These berbere lentils are healthy, filling and delicious. With a poached egg and Greek yoghurt on top they're a complete meal!
Here's a healthy dinner idea for ya! And it's so simple and easy too.
I've written about my love for berbere before. It's a North African spice mix which has an amazing spicy flavour which we discovered when we were in Marseilles last year at this amazing little spice shop we found.
You can get it online or make your own blend, there are plenty of recipes online. If you're looking for something else to use it for then definitely give my berbere chicken a go, it is deeeeelicious!
Ingredients you need to make these berbere lentils with a poached egg:
- Olive Oil
- Onion
- Garlic
- Ginger
- Berbere Spice Mix
- Green Lentils
- Vegetable Stock
- Water
- Pasata
- Lemon
- Coriander
- Eggs
- Greek Yoghurt
Keep scrolling to get the full recipe for these berbere lentils...
So let's talk about these lentils. They're so super filling you don't need anything else, just lentils, I know, it's crazy!
It's exactly what you need if you're after healthy comfort food. Curl up on the sofa with a bowl of these spicy lentils topped with a poached egg and a scoop of yoghurt, doesn't that just sound perfect?
Make sure you don't miss all my other vegetarian recipes!
Keep scrolling to get the recipe...
WONDERING WHAT TO DO WITH THE LEFTOVER INGREDIENTS YOU’VE GOT FROM MAKING THESE BERBERE LENTILS WITH A POACHED EGG?
If you’re anything like me then you’re always looking for ways to save money and avoid food waste so I want to make sure you’ve get plenty of ideas on how to use up any ingredients that are leftover from my recipes!

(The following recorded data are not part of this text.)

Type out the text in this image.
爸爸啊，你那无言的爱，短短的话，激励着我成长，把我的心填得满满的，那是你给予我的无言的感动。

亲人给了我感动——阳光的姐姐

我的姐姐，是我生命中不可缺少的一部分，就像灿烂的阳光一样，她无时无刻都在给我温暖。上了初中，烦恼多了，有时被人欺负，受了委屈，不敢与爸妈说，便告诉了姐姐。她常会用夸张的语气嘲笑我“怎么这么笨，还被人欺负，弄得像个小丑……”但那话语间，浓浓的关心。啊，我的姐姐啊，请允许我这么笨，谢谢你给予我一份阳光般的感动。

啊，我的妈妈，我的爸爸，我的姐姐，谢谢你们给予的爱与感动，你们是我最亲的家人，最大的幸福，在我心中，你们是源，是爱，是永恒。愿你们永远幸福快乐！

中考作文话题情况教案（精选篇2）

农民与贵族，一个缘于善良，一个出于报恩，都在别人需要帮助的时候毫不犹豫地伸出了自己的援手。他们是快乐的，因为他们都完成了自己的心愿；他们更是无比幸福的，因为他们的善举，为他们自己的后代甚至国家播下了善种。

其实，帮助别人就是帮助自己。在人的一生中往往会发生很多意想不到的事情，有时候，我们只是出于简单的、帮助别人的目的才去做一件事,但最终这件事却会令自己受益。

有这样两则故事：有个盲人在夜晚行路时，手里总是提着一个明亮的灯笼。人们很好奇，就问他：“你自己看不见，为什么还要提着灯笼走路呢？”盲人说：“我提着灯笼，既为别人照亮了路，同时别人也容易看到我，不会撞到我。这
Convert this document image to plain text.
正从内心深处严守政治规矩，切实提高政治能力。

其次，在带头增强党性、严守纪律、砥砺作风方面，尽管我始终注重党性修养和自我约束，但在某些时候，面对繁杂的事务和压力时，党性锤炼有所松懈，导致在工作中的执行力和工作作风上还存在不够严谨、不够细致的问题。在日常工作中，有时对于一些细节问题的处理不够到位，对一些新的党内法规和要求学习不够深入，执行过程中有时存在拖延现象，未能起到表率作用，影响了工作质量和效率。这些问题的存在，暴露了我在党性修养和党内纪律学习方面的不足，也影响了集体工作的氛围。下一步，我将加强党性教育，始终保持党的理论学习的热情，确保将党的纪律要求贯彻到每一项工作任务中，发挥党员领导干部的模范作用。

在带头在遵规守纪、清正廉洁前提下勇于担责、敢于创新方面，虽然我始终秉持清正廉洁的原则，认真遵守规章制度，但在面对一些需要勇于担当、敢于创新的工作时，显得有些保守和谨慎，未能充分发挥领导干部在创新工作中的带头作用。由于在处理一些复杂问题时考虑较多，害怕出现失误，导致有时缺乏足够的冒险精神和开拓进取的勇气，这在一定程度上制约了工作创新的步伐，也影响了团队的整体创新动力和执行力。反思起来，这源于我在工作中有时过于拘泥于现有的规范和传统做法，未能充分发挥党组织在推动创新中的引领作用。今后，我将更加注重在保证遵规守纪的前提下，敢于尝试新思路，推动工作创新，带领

Berbere Chicken with Lime and Parsley Couscous
Roast Aubergine with Black Garlic, Israeli Couscous and Yoghurt
Recipe
Berbere Lentils with a Poached Egg
Ingredients
- 1 tablespoon Olive Oil
- 1 Onion chopped
- 2 cloves Garlic crushed
- 1 teaspoon Dried Ginger
- 3 tablespoon Berbere Spice Mix
- 200 g Green Lentils
- 500 ml Vegetable Stock
- 250 ml Water
- 120 ml Pasata
- ½ Lemon juiced
- Fresh Coriander to serve
- 4 Eggs poached to your liking
- Greek Yoghurt to serve
Instructions
- Heat the oil over a medium heat in a large stock pot and add the onion. Cook the onion for 5 minutes then add the garlic and cook for another minute.
- Add the berbere spice mix and ginger and stir to coat the onions. Tip in the lentils, stock and water. Bring to a boil and cook for 25 minutes until the lentils are tender.
- When the lentils are cooked pour in the pasata and lemon juice. Cook for 5 minutes then serve topped with fresh coriander, a poached egg and Greek yoghurt.
Tracy | Baking Mischief says
I've never used berbere before, but it sounds fabulous. And these lentils look so good. Definitely the perfect healthy dinner to curl up with!
Sarah says
What a perfect, filling and hearty breakfast for back to school...because, yes, I'm already planning meals for next month's crazy schedule!
Lisa | Garlic & Zest says
For me, you could put a poached egg on a plank of wood and I'd eat it -- much more so over these savory lentils, though! I've never heard of this spice mix you mentioned, so now I'm on the hunt!
Stephanie@ApplesforCJ says
Lentils are one of my favorites. Never thought of serving them with eggs. Such a great idea. Going try this soon.
Jagruti says
We love to use lentils in our cooking and this dish looks so good.